The story was a grab-bag of sources - a bit of Cinderella, a large portion of self-help Pygmalion, a hint of Rebecca and a splash of Indecent Proposal behind the ears. Languishing in a grotty council flat with her unemployed husband and sickly child, Angela decides to marry again. She will snare Sir Fabian Ormerod, a millionaire businessman, and secure her family's prosperity with the subsequent divorce settlement. The whole world seems to be on her side - the shopping bags she steals from the lobbies of smart hotels contain clothes that fit her like a glove; when she inveigles her way into Sir Fabian's box at the opera a passing stranger obligingly confirms her bona fides; her accent and bearing are impeccable (she weeps spontaneously in La boheme, which I think we are meant to take as a sign of natural gentility).

In fact, the story was quite shameless about arranging matters to suit itself. Sir Fabian's daughter, Honesty, is murderously jealous of the new attraction, but usefully absents herself so the affair can be consummated when Angela discovers she is pregnant by her first husband; Sir Fabian's family are beadily vigilant about her way with cutlery but enquire no further once she has shown that she can pick up the right fork; a man who has already endured a divorce from a wife who turned out to have sado- masochistic tastes, marries a woman about whom he knows virtually nothing without any attempt at investigation. If Angela had stumbled across a pumpkin which transformed itself into a BMW Cabriolet I'm not sure that you would have noticed anything odd.

They didn't all live happily ever after - the drama having made a very late bid for emotional depth after happily splashing around in the shallows of gothic pastiche. But despite Keeley Hawes' winning performance as Angela (it wasn't hard to imagine that Sir Fabian might have wanted to fall in love with her enough to ignore the alarm bells), you couldn't really work up any genuine emotion about the characters. It would have been as pointless as fretting about whether a relationship based on shoe size could really stand the strains of a royal marriage.

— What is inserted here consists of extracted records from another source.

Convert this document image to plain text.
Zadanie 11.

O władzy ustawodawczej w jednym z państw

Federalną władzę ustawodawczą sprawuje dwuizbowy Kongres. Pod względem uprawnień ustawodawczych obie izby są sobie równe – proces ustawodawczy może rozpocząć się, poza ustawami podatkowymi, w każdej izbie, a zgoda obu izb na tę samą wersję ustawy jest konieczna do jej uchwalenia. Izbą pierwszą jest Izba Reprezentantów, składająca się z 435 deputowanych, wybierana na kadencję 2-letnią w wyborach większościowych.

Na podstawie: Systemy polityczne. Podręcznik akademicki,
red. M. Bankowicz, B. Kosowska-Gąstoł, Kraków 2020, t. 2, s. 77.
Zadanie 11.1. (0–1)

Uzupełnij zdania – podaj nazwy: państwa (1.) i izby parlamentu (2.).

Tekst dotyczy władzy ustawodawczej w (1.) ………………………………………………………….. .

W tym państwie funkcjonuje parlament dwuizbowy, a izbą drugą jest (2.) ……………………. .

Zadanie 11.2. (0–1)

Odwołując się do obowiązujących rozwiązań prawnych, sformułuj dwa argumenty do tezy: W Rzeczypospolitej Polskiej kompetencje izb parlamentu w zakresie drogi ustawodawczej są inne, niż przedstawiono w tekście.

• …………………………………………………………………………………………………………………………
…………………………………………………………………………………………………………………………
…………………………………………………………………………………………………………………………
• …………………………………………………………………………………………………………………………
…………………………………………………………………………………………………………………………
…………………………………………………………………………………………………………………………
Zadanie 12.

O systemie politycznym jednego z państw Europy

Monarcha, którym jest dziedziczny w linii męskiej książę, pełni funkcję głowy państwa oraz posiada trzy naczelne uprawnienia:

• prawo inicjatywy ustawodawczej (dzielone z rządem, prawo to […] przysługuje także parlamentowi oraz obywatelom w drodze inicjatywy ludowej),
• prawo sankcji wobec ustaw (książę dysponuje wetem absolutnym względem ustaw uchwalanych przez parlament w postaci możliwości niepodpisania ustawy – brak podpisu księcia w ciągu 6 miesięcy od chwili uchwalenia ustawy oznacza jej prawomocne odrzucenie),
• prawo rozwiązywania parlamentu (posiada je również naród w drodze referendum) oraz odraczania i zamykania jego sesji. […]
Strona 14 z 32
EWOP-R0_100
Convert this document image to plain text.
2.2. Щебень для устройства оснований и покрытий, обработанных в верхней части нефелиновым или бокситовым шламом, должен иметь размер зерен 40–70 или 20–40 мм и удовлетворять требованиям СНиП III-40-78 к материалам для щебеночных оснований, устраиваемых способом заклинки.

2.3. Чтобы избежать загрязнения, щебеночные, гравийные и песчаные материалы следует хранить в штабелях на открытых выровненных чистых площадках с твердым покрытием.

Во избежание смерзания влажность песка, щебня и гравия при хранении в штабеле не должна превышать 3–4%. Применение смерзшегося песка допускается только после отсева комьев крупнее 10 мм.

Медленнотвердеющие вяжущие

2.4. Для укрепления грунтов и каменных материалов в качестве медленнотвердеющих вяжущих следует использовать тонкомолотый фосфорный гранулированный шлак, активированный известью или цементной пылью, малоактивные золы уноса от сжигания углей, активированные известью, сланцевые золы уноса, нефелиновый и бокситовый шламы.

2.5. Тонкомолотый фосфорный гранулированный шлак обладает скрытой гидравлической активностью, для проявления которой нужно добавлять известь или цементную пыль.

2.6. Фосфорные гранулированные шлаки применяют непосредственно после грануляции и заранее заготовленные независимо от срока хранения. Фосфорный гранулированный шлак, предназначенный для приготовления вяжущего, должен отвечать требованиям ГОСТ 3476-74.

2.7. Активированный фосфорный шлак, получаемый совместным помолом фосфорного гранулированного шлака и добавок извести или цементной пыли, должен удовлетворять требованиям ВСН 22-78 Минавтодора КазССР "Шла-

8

There was something of Cinderella about It's Ulrika! (BBC2), too. The story is simple - a humble weathergirl meets two fairy godfathers of television comedy (Vic Reeves and Bob Mortimer) and dazzles them. You shall go to the ball, they say, and this one-off sketch show was the result. A distinctly odd one, too. Ulrika is sexy and she is funny, but she is so in something of a backstage, let-your- hair-down style. Like Angela Rippon dancing on Morecambe and Wise, the performance was good enough not to be embarrassing, but not quite remarkable enough to warrant a solo special. She did some impressions which largely consisted of costume and make-up (though her Anthea Turner did have a real sting to it) and acted in sketches which had rather touchingly been designed to show off all her talents, up to and including the ability to down a pint of lager in one. This gift has not often been thought worthy of inclusion in a comedy special - but anything can happen in a fairytale.